A description of the experience
Georges Rousseau – The Inflected Voice
To learn to embrace the voice and be soothed by it, as in a lullaby. To learn to sleep through it, as did Count Goldberg of Bach’s 'Goldberg Variations' fame. Nothing else soothed the Count to sleep except music. All else failed. So he commissioned Bach to compose those bejewelled night slumbers conveying him to the Lethe's banks in an age before Xanax and benzedrine and other sleeping tablets. That is, a cult of the expressive voice capable of soothing despair and despondency.
From the biography of Bach by Johann Nikolaus Forkel: Translation from Kirkpatrick (1938).

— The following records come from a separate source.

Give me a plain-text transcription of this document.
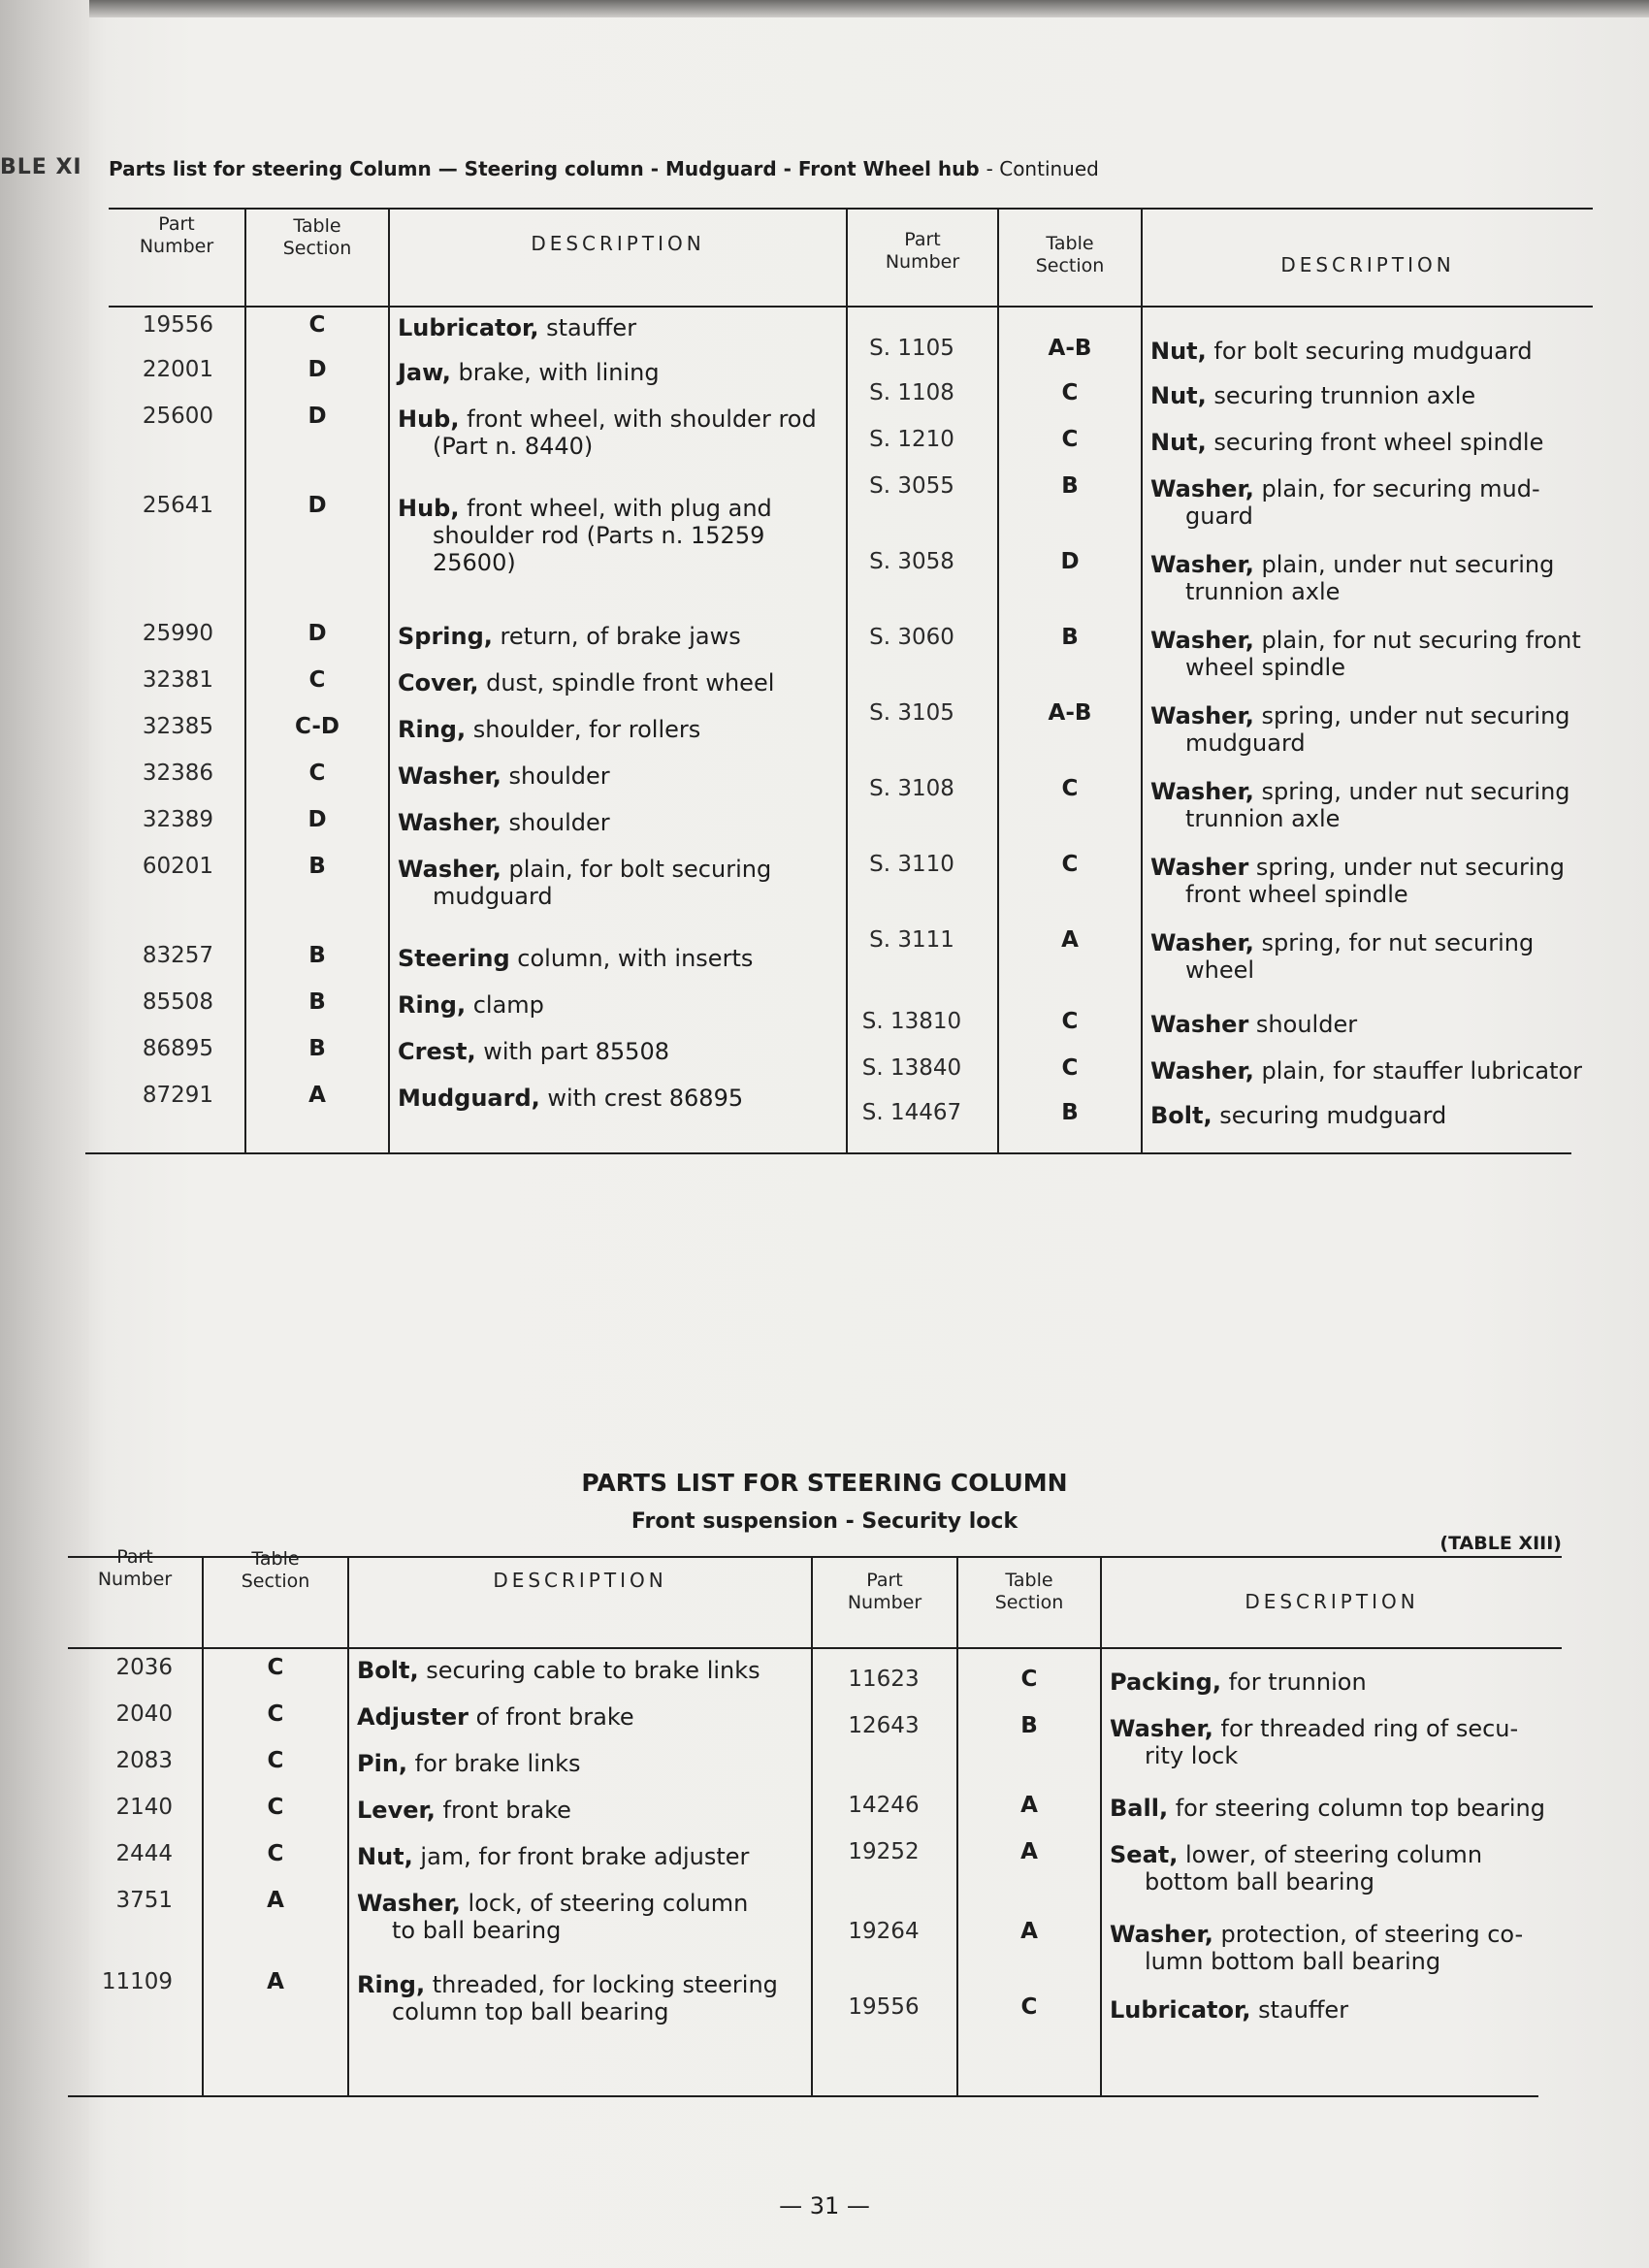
BLE XI Parts list for steering Column — Steering column - Mudguard - Front Wheel hub - Continued
Part
Number
Table
Section	DESCRIPTION	Part
Number
Table
Section	DESCRIPTION
19556	C	Lubricator, stauffer
22001	D	Jaw, brake, with lining
25600	D	Hub, front wheel, with shoulder rod
(Part n. 8440)
25641	D	Hub, front wheel, with plug and
shoulder rod (Parts n. 15259 25600)
25990	D	Spring, return, of brake jaws
32381	C	Cover, dust, spindle front wheel
32385	C-D	Ring, shoulder, for rollers
32386	C	Washer, shoulder
32389	D	Washer, shoulder
60201	B	Washer, plain, for bolt securing
mudguard
83257	B	Steering column, with inserts
85508	B	Ring, clamp
86895	B	Crest, with part 85508
87291	A	Mudguard, with crest 86895
S. 1105	A-B	Nut, for bolt securing mudguard
S. 1108	C	Nut, securing trunnion axle
S. 1210	C	Nut, securing front wheel spindle
S. 3055	B	Washer, plain, for securing mud-
guard
S. 3058	D	Washer, plain, under nut securing
trunnion axle
S. 3060	B	Washer, plain, for nut securing front
wheel spindle
S. 3105	A-B	Washer, spring, under nut securing
mudguard
S. 3108	C	Washer, spring, under nut securing
trunnion axle
S. 3110	C	Washer spring, under nut securing
front wheel spindle
S. 3111	A	Washer, spring, for nut securing
wheel
S. 13810	C	Washer shoulder
S. 13840	C	Washer, plain, for stauffer lubricator
S. 14467	B	Bolt, securing mudguard
PARTS LIST FOR STEERING COLUMN
Front suspension - Security lock
(TABLE XIII)
Part
Number
Table
Section	DESCRIPTION	Part
Number
Table
Section	DESCRIPTION
2036	C	Bolt, securing cable to brake links
2040	C	Adjuster of front brake
2083	C	Pin, for brake links
2140	C	Lever, front brake
2444	C	Nut, jam, for front brake adjuster
3751	A	Washer, lock, of steering column
to ball bearing
11109	A	Ring, threaded, for locking steering
column top ball bearing
11623	C	Packing, for trunnion
12643	B	Washer, for threaded ring of secu-
rity lock
14246	A	Ball, for steering column top bearing
19252	A	Seat, lower, of steering column
bottom ball bearing
19264	A	Washer, protection, of steering co-
lumn bottom ball bearing
19556	C	Lubricator, stauffer
— 31 —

[For this work] we have to thank the instigation of the former Russian ambassador to the electoral court of Saxony, Count Kaiserling, who often stopped in Leipzig and brought there with him the aforementioned Goldberg, in order to have him given musical instruction by Bach.

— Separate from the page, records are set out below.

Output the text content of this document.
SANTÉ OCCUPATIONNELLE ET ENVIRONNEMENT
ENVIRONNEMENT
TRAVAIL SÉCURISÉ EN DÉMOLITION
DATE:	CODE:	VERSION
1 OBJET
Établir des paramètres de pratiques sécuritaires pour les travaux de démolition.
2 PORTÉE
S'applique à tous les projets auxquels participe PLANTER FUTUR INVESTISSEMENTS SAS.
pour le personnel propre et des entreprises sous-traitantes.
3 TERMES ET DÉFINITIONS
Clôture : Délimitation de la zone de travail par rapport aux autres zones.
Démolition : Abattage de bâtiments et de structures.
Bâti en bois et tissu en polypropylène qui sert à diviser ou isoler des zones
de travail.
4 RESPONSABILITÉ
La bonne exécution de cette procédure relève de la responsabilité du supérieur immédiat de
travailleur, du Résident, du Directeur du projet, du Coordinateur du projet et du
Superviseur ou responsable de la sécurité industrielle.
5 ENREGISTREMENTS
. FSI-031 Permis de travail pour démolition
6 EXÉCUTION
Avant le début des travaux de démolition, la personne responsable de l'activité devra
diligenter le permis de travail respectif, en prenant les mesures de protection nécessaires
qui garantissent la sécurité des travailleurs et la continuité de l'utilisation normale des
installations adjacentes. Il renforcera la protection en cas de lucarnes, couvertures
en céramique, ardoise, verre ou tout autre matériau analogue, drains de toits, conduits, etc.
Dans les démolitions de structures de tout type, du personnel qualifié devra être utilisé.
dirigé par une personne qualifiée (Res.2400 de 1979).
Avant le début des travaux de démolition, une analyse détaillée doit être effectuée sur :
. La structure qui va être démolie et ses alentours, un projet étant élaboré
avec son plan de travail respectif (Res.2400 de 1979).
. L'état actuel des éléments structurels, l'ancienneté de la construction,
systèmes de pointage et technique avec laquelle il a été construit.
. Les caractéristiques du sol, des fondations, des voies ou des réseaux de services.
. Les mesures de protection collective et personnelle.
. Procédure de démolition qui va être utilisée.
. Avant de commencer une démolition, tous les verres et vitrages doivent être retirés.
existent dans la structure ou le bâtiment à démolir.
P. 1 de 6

The Count was often ill and had sleepless nights. At such times, Goldberg, who lived in his house, had to spend the night in an antechamber, so as to play for him during his insomnia. …
Once the Count mentioned in Bach's presence that he would like to have some clavier pieces for Goldberg, which should be of such a smooth and somewhat lively character that he might be a little cheered up by them in his sleepless nights. Bach thought himself best able to fulfill this wish by means of Variations, the writing of which he had until then considered an ungrateful task on account of the repeatedly similar harmonic foundation. But since at this time all his works were already models of art, such also these variations became under his hand. Yet he produced only a single work of this kind.
Thereafter the Count always called them his variations. He never tired of them, and for a long time sleepless nights meant: 'Dear Goldberg, do play me one of my variations.' Bach was perhaps never so rewarded for one of his works as for this. The Count presented him with a golden goblet filled with 100 louis-d'or. Nevertheless, even had the gift been a thousand times larger, their artistic value would not yet have been paid for.